Je ne serai satisfait qu’au moment où l’ensemble des usagers de la SNCF au niveau national et l’ensemble des usagers des transports en public, au niveau de l’Ile-de-France, auront retrouvé le cours d’une vie normale, a ajouté Édouard Philippe.

J’ai observé que la mobilisation dans la grève diminuait et je m’en réjouis évidemment, a poursuivi le Premier ministre, rappelant être resté constant et ferme sur la suppression des régimes spéciaux.

Nouvelle journée de mobilisation le 24 janvier

De son côté, l’intersyndicale opposée au projet de réforme des retraites du gouvernement appelle à une nouvelle journée massive de grève et de manifestations interprofessionnelles le 24 janvier, jour de l’examen du projet de loi en Conseil des ministres, a-t-elle annoncé mercredi dans un communiqué.

Les organisations CFE-CGC, CGT, FO, FSU, Solidaires, MNL, Unef, UNL et FIDL appellent à réunir des assemblées générales pour continuer et amplifier encore la mobilisation afin d’obtenir le retrait de ce projet et l’ouverture de véritables négociations, écrivent-elles.

Malgré les annonces du Premier ministre et après 6 semaines d’un mouvement social inédit, dont nous nous félicitons, la population soutient toujours majoritairement la mobilisation contre ce projet absurde et injuste, note le texte.

Elles appellent notamment, à la veille de la journée du 24, à des actions de grève, de convergences interprofessionnelles sur tout le territoire les 22 et 23 janvier.

Interrogé sur la contestation d’autres catégories comme les dockers et les avocats, Édouard Philippe a dit avoir bon espoir, en expliquant les vertus du système universel et en montrant toute la souplesse dont il est capable, de dépasser cette phase d’opposition initiale et de pouvoir travailler en bonne intelligence avec les organisations syndicales, les représentants de ces professions et le Parlement.

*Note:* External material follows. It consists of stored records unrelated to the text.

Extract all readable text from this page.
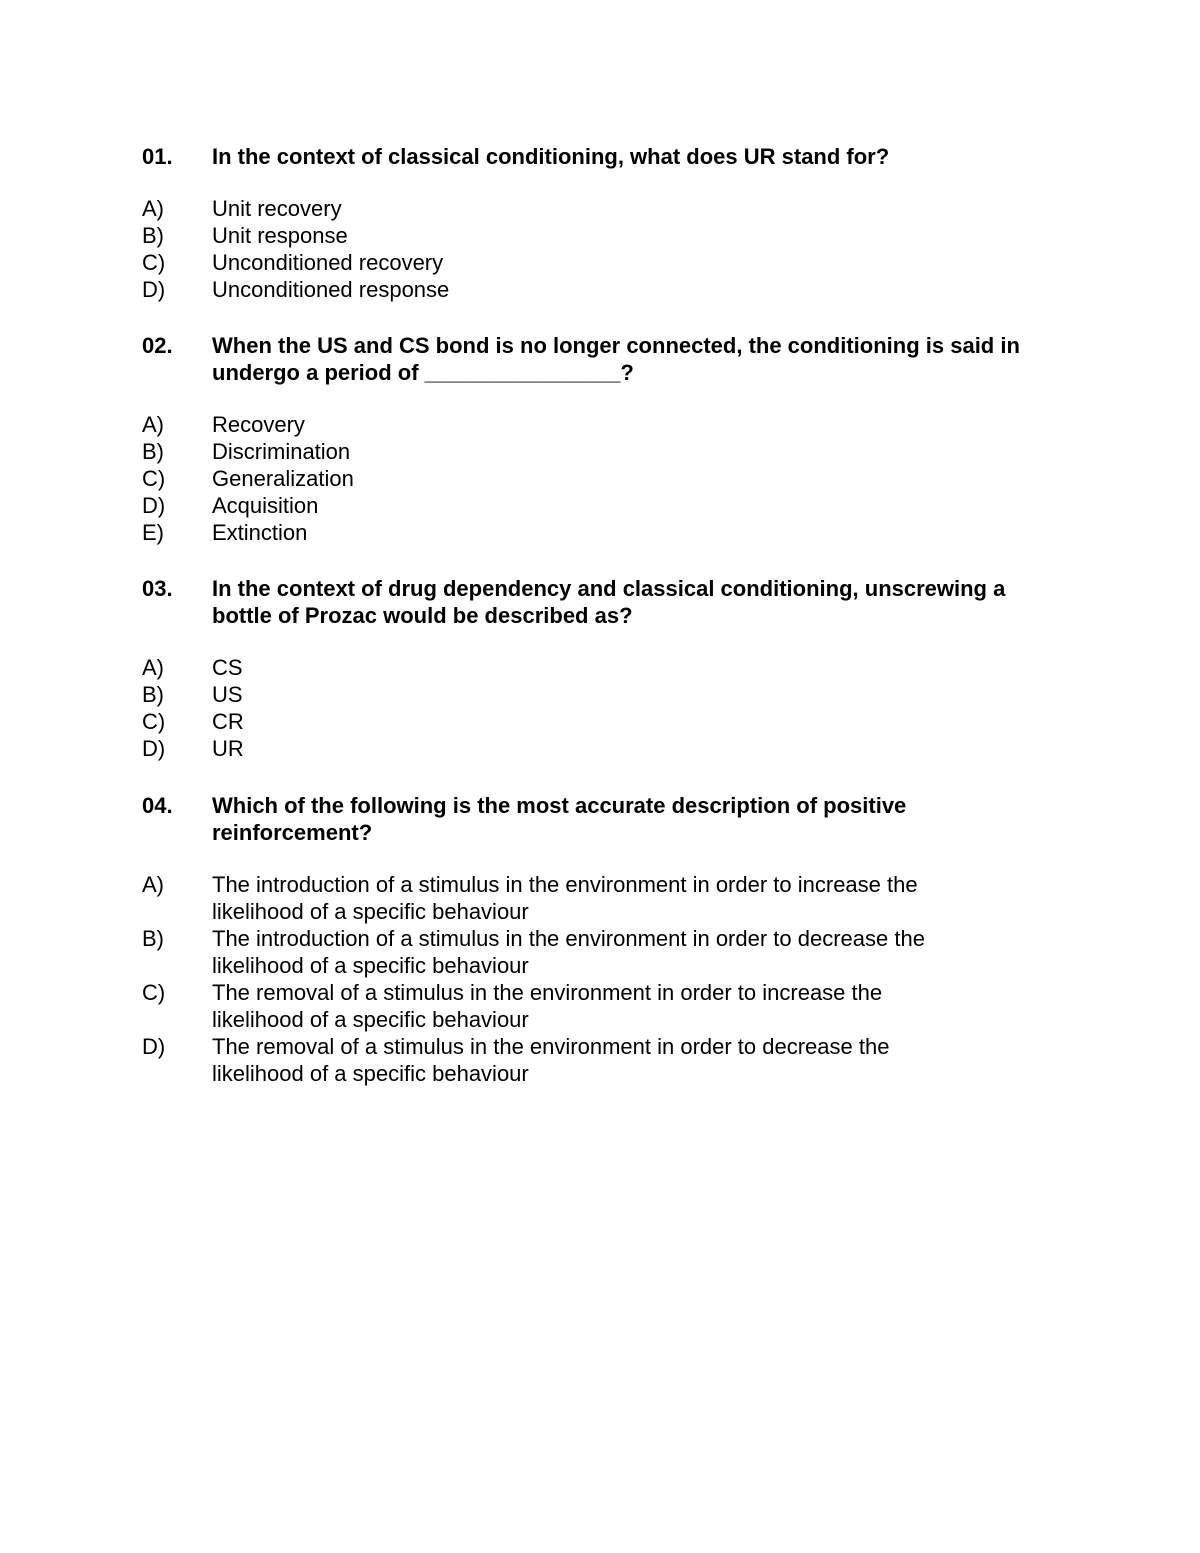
01.	In the context of classical conditioning, what does UR stand for?
A)	Unit recovery
B)	Unit response
C)	Unconditioned recovery
D)	Unconditioned response
02.	When the US and CS bond is no longer connected, the conditioning is said in undergo a period of ________________?
A)	Recovery
B)	Discrimination
C)	Generalization
D)	Acquisition
E)	Extinction
03.	In the context of drug dependency and classical conditioning, unscrewing a bottle of Prozac would be described as?
A)	CS
B)	US
C)	CR
D)	UR
04.	Which of the following is the most accurate description of positive reinforcement?
A)	The introduction of a stimulus in the environment in order to increase the likelihood of a specific behaviour
B)	The introduction of a stimulus in the environment in order to decrease the likelihood of a specific behaviour
C)	The removal of a stimulus in the environment in order to increase the likelihood of a specific behaviour
D)	The removal of a stimulus in the environment in order to decrease the likelihood of a specific behaviour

Un coût de 200 millions à la RATP, 850 millions à la SNCF

Matignon a estimé à un montant proche de 200 millions d’euros pour la RATP et environ 850 millions pour la SNCF les conséquences financières de la grève, qui était mercredi dans son 42e jour.

Ces chiffres ont été communiqués après un entretien dans l’après-midi entre Édouard Philippe et les dirigeants de la SNCF Jean-Pierre Farandou et de la RATP Catherine Guillouard.

Le gouvernement relève dans le même communiqué le mouvement progressif mais sensible de retour au travail des agents de la RATP et de la SNCF, après plus d’un mois de grève qui a très largement perturbé le quotidien et les vacances de Noël des Français.